Anatoly Maslov was accused of sharing top secret information on Russia's hypersonic missile program with Germany. He had maintained he was innocent.
The case is the latest in a string of investigations against scientists involved in Russia's hypersonic missile program, responsible for developing such weapons as the Kinzhal and Zircon.
Despite being touted by the Kremlin as "super weapons," they have had limited success against Western-supplied air defense systems in Ukraine, particularly Patriot systems.
Maslov and two of his colleagues at the same institute – Alexander Shiplyuk and Valery Zvegintsev – were arrested in 2022.
Shiplyuk and Zvegintsev are awaiting trial.
The institute previously said the scientific papers the men had presented at international conferences had been vetted to ensure they gave away no secret information but the Kremlin at the time said it was a matter for the security services.
Last year, the Moscow City Court sentenced Anatoly Gubanov, a 66-year-old physicist who worked on hypersonic development, to 12 years imprisonment on treason charges.
Gubanov is the former head of the aircraft and rockets department at the Central Aerodynamics and Hydrodynamics Institute (TsAGI) in Zhukovsky, Moscow Oblast.
He was arrested in 2020 on suspicions that he was providing secret hypersonic development documents to his Dutch colleagues, with whom he collaborated in a civil hypersonic airliner project, HEXAFLY-INT.

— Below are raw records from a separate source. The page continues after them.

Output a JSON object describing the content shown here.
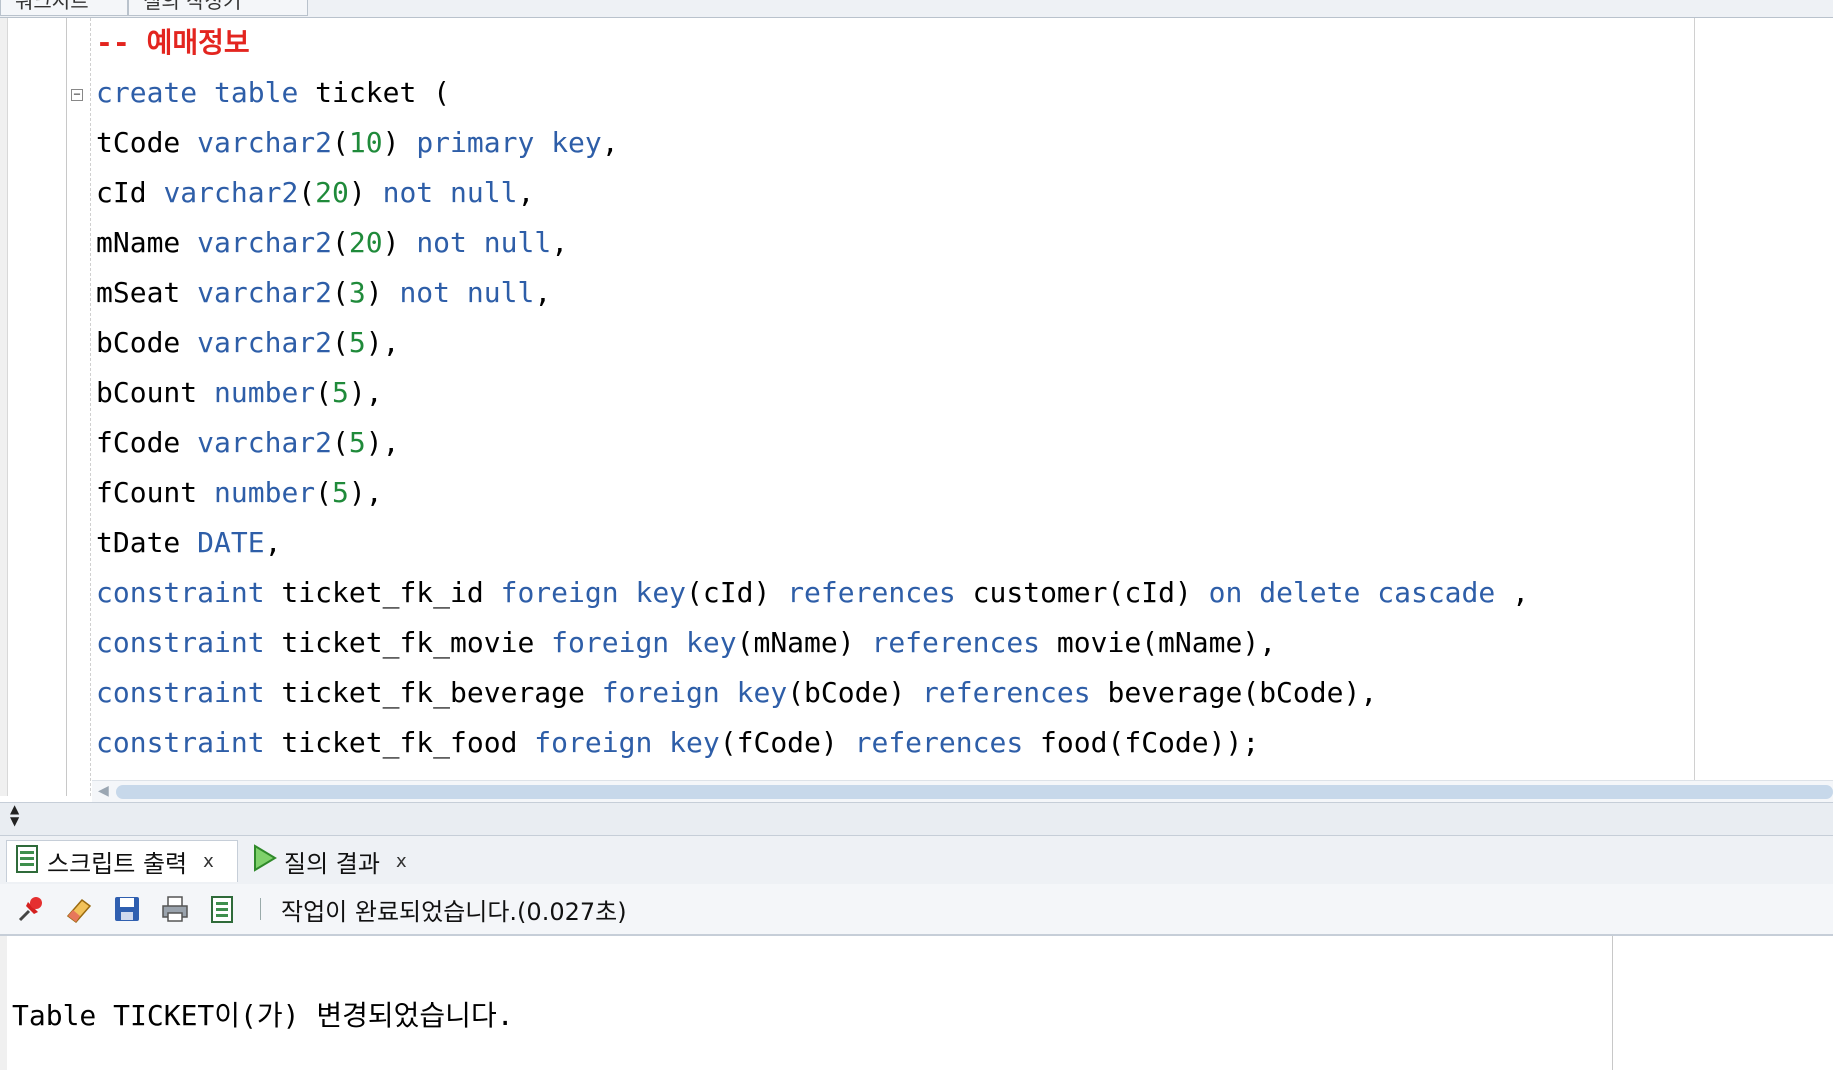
{
  "top_tabs": [
    "워크시트",
    "질의 작성기"
  ],
  "editor": {
    "lines": [
      [
        {
          "t": "-- 예매정보",
          "c": "comment"
        }
      ],
      [
        {
          "t": "create",
          "c": "kw"
        },
        {
          "t": " "
        },
        {
          "t": "table",
          "c": "kw"
        },
        {
          "t": " ticket ("
        }
      ],
      [
        {
          "t": "tCode "
        },
        {
          "t": "varchar2",
          "c": "kw"
        },
        {
          "t": "("
        },
        {
          "t": "10",
          "c": "num"
        },
        {
          "t": ") "
        },
        {
          "t": "primary",
          "c": "kw"
        },
        {
          "t": " "
        },
        {
          "t": "key",
          "c": "kw"
        },
        {
          "t": ","
        }
      ],
      [
        {
          "t": "cId "
        },
        {
          "t": "varchar2",
          "c": "kw"
        },
        {
          "t": "("
        },
        {
          "t": "20",
          "c": "num"
        },
        {
          "t": ") "
        },
        {
          "t": "not",
          "c": "kw"
        },
        {
          "t": " "
        },
        {
          "t": "null",
          "c": "kw"
        },
        {
          "t": ","
        }
      ],
      [
        {
          "t": "mName "
        },
        {
          "t": "varchar2",
          "c": "kw"
        },
        {
          "t": "("
        },
        {
          "t": "20",
          "c": "num"
        },
        {
          "t": ") "
        },
        {
          "t": "not",
          "c": "kw"
        },
        {
          "t": " "
        },
        {
          "t": "null",
          "c": "kw"
        },
        {
          "t": ","
        }
      ],
      [
        {
          "t": "mSeat "
        },
        {
          "t": "varchar2",
          "c": "kw"
        },
        {
          "t": "("
        },
        {
          "t": "3",
          "c": "num"
        },
        {
          "t": ") "
        },
        {
          "t": "not",
          "c": "kw"
        },
        {
          "t": " "
        },
        {
          "t": "null",
          "c": "kw"
        },
        {
          "t": ","
        }
      ],
      [
        {
          "t": "bCode "
        },
        {
          "t": "varchar2",
          "c": "kw"
        },
        {
          "t": "("
        },
        {
          "t": "5",
          "c": "num"
        },
        {
          "t": "),"
        }
      ],
      [
        {
          "t": "bCount "
        },
        {
          "t": "number",
          "c": "kw"
        },
        {
          "t": "("
        },
        {
          "t": "5",
          "c": "num"
        },
        {
          "t": "),"
        }
      ],
      [
        {
          "t": "fCode "
        },
        {
          "t": "varchar2",
          "c": "kw"
        },
        {
          "t": "("
        },
        {
          "t": "5",
          "c": "num"
        },
        {
          "t": "),"
        }
      ],
      [
        {
          "t": "fCount "
        },
        {
          "t": "number",
          "c": "kw"
        },
        {
          "t": "("
        },
        {
          "t": "5",
          "c": "num"
        },
        {
          "t": "),"
        }
      ],
      [
        {
          "t": "tDate "
        },
        {
          "t": "DATE",
          "c": "kw"
        },
        {
          "t": ","
        }
      ],
      [
        {
          "t": "constraint",
          "c": "kw"
        },
        {
          "t": " ticket_fk_id "
        },
        {
          "t": "foreign",
          "c": "kw"
        },
        {
          "t": " "
        },
        {
          "t": "key",
          "c": "kw"
        },
        {
          "t": "(cId) "
        },
        {
          "t": "references",
          "c": "kw"
        },
        {
          "t": " customer(cId) "
        },
        {
          "t": "on",
          "c": "kw"
        },
        {
          "t": " "
        },
        {
          "t": "delete",
          "c": "kw"
        },
        {
          "t": " "
        },
        {
          "t": "cascade",
          "c": "kw"
        },
        {
          "t": " ,"
        }
      ],
      [
        {
          "t": "constraint",
          "c": "kw"
        },
        {
          "t": " ticket_fk_movie "
        },
        {
          "t": "foreign",
          "c": "kw"
        },
        {
          "t": " "
        },
        {
          "t": "key",
          "c": "kw"
        },
        {
          "t": "(mName) "
        },
        {
          "t": "references",
          "c": "kw"
        },
        {
          "t": " movie(mName),"
        }
      ],
      [
        {
          "t": "constraint",
          "c": "kw"
        },
        {
          "t": " ticket_fk_beverage "
        },
        {
          "t": "foreign",
          "c": "kw"
        },
        {
          "t": " "
        },
        {
          "t": "key",
          "c": "kw"
        },
        {
          "t": "(bCode) "
        },
        {
          "t": "references",
          "c": "kw"
        },
        {
          "t": " beverage(bCode),"
        }
      ],
      [
        {
          "t": "constraint",
          "c": "kw"
        },
        {
          "t": " ticket_fk_food "
        },
        {
          "t": "foreign",
          "c": "kw"
        },
        {
          "t": " "
        },
        {
          "t": "key",
          "c": "kw"
        },
        {
          "t": "(fCode) "
        },
        {
          "t": "references",
          "c": "kw"
        },
        {
          "t": " food(fCode));"
        }
      ]
    ],
    "colors": {
      "keyword": "#2e5ea8",
      "number": "#1f8a3a",
      "comment": "#e3251f"
    }
  },
  "panel": {
    "tabs": [
      {
        "label": "스크립트 출력",
        "icon": "script-output-icon",
        "close": "x"
      },
      {
        "label": "질의 결과",
        "icon": "run-query-icon",
        "close": "x"
      }
    ],
    "toolbar": {
      "icons": [
        "pin-icon",
        "eraser-icon",
        "save-icon",
        "print-icon",
        "document-icon"
      ],
      "status": "작업이 완료되었습니다.(0.027초)"
    },
    "output": "Table TICKET이(가) 변경되었습니다."
  }
}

Gubanov pleaded guilty, asking judges to take into account all mitigating circumstances and issue a sentence below the minimum threshold of 12 years, which the court rejected.
The physicist's Russian colleague in the project, 70-year-old Valery Golubkin, was detained in 2021 and also sentenced to 12 years imprisonment this year in June. Golubkin rejected the charges raised against him.
Human rights organization Perviy Otdel said that the materials passed by Gubanov and Golubkin to their Dutch colleagues had been examined by three specialized commissions prior to the submission.
The reviews discovered no classified content in the documents, the group said.